Smart working: opportunità per i lavoratori o arma di destrutturazione contrattuale?
Torna all’indice – Le aziende hanno ostacolato anche in periodo emergenziale l’utilizzo dello smart working richiesto dai colleghi. Due i motivi principali: il criterio della presenza fisica, ritenuto indispensabile per chi è a contatto con il pubblico e metro per valutare la prestazione lavorativa, e la differente efficacia delle pressioni commerciali a distanza – effettuate tramite telefono, mail e chat aziendali – rispetto a quelle effettuate in presenza. Sono due motivazioni che dimostrano come le aziende vogliano mantenere il loro “tallone di ferro” sui lavoratori in modo da “spremere” il massimo possibile del loro
potenziale anche con forme più o meno coercitive che il sindacato sta da tempo combattendo.
Ma anche nella possibile definizione di questo istituto contrattuale, laddove dovesse essere riconosciuto ai colleghi, compare evidente il tentativo di scardinare i contratti collettivi e con essi i diritti dei lavoratori specie in materia di orari.
Un articolo apparso su “CorrierEconomia” del 10 luglio aveva il seguente titolo: «Smart working o ufficio?

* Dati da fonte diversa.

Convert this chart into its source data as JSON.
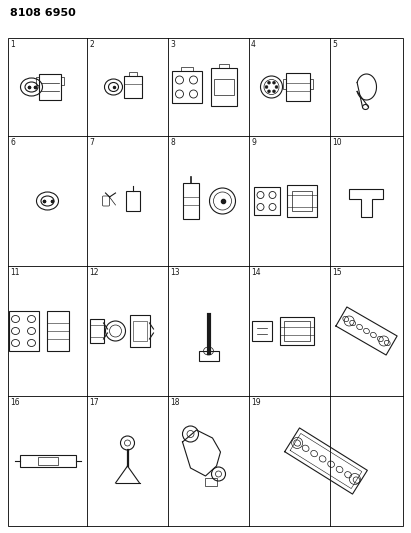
{
  "title": "8108 6950",
  "background_color": "#ffffff",
  "grid_color": "#000000",
  "text_color": "#000000",
  "figsize": [
    4.11,
    5.33
  ],
  "dpi": 100,
  "title_fontsize": 8,
  "title_fontweight": "bold",
  "lw_item": 0.8,
  "lw_grid": 0.6
}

Addio a orari di lavoro e weekend: così cambia il lavoro». Secondo questo giornale che riprende un articolo de l’Economist, oggi i «confini di orario non sono più così definiti, non c’è nessuna linea netta a scandire come un metronomo i momenti del nostro quotidiano. Senza il concetto del “da lunedì al venerdì” il fine settimana diventa qualcosa di nebuloso. Il lavoro invade il tempo libero e viceversa». Secondo questi “saggi ed esperti” in futuro i dipendenti potranno lavorare e fare delle pause quando vogliono, con la videochiamata aziendale come unico appuntamento. In realtà è evidente il tentativo di rendere reperibili i lavoratori per una durata temporale oggi non riconosciuta. E chi invoca il diritto alla disconnessione, peraltro recentemente riconosciuto nell’ultimo CCNL del Credito, non si rende conto che comunque non è in grado di tutelare il lavoratore da quella reperibilità e disponibilità continua cui le aziende puntano. Un recente disegno di legge vorrebbe infatti definire le fasce di reperibilità del lavoratore, al di fuori delle quali non può essere chiamato, nonché la prestazione lavorativa da svolgersi in un arco temporale non superiore alle 13 ore giornaliere!

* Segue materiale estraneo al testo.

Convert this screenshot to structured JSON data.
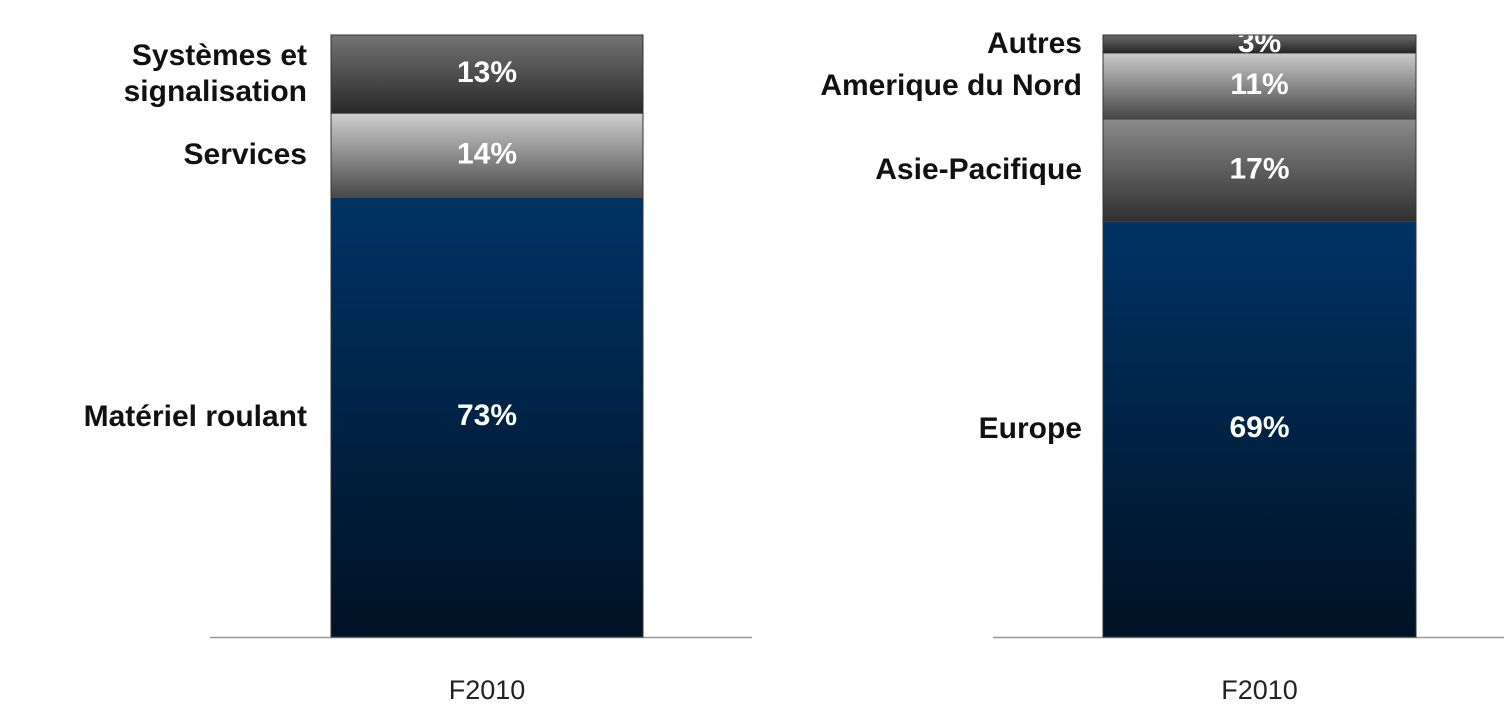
{
  "chart_data": [
    {
      "type": "stacked_bar",
      "categories": [
        "F2010"
      ],
      "series": [
        {
          "name": "Matériel roulant",
          "color": "#003366",
          "values": [
            73
          ],
          "value_labels": [
            "73%"
          ]
        },
        {
          "name": "Services",
          "color": "#cfcfcf",
          "values": [
            14
          ],
          "value_labels": [
            "14%"
          ]
        },
        {
          "name": "Systèmes et signalisation",
          "color": "#737373",
          "values": [
            13
          ],
          "value_labels": [
            "13%"
          ]
        }
      ]
    },
    {
      "type": "stacked_bar",
      "categories": [
        "F2010"
      ],
      "series": [
        {
          "name": "Europe",
          "color": "#003366",
          "values": [
            69
          ],
          "value_labels": [
            "69%"
          ]
        },
        {
          "name": "Asie-Pacifique",
          "color": "#8a8a8a",
          "values": [
            17
          ],
          "value_labels": [
            "17%"
          ]
        },
        {
          "name": "Amerique du Nord",
          "color": "#cacaca",
          "values": [
            11
          ],
          "value_labels": [
            "11%"
          ]
        },
        {
          "name": "Autres",
          "color": "#6a6a6a",
          "values": [
            3
          ],
          "value_labels": [
            "3%"
          ]
        }
      ]
    }
  ]
}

È necessario perciò difenderci da questi attacchi che arrivano da più parti, che ci prospettano una illusoria flessibilità gestita da noi lavoratori ma che considerano l’orario di lavoro definito ormai superato e gestito esclusivamente dalle esigenze delle aziende.

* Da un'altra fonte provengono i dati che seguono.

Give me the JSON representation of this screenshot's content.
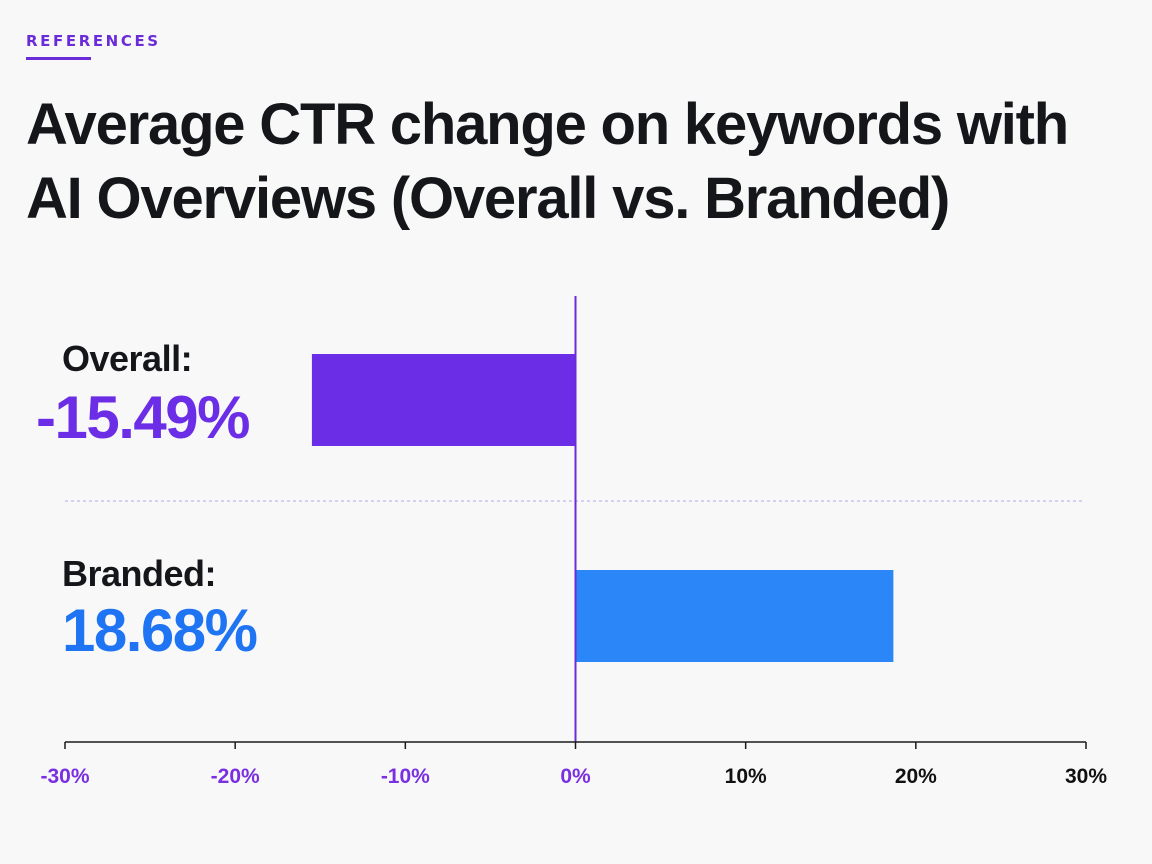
{
  "header": {
    "eyebrow": "REFERENCES",
    "title": "Average CTR change on keywords with AI Overviews (Overall vs. Branded)"
  },
  "colors": {
    "accent": "#6a2bd9",
    "overall": "#6b2ee6",
    "branded": "#2b86f7",
    "text": "#15161a",
    "negative_tick": "#7a2fe0",
    "positive_tick": "#111111"
  },
  "rows": [
    {
      "label": "Overall:",
      "value_text": "-15.49%",
      "color": "#6b2ee6"
    },
    {
      "label": "Branded:",
      "value_text": "18.68%",
      "color": "#1e74f2"
    }
  ],
  "chart_data": {
    "type": "bar",
    "orientation": "horizontal",
    "categories": [
      "Overall",
      "Branded"
    ],
    "values": [
      -15.49,
      18.68
    ],
    "title": "Average CTR change on keywords with AI Overviews (Overall vs. Branded)",
    "xlabel": "",
    "ylabel": "",
    "xlim": [
      -30,
      30
    ],
    "tick_labels": [
      "-30%",
      "-20%",
      "-10%",
      "0%",
      "10%",
      "20%",
      "30%"
    ],
    "grid": false,
    "legend": "none"
  }
}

Recentemente il Segretario Generale della Cgil, Maurizio Landini è così intervenuto sulla materia: «Io non sono affatto d’accordo sull’idea che il tempo-lavoro ormai sia scomparso e che si debba ragionare solo per obiettivi. E anzi non capisco perché la possibilità o la necessità di operare da remoto debba comportare la cancellazione di conquiste. Abbiamo stabilito che se io lavoro di notte o di domenica, tu mi dai una maggiorazione o un’altra cosa? E perché ora, dovrei perdere tutto se lo faccio da casa?»
E conclude: «La progettazione di un nuovo modello sociale deve avere al centro l’uomo e il lavoro come elemento di valorizzazione. E non il mercato, il profitto che lasciati da soli mi sembra abbiano già fatto abbastanza danni». Condividiamo queste riflessioni, che dovranno diventare pratica di rivendicazione sindacale. Ma per fare questo è necessario il sostegno di tutti, sviluppando la coalizione sindacale e la conseguente azione coinvolgendo il maggior numero di colleghe e colleghi interessati.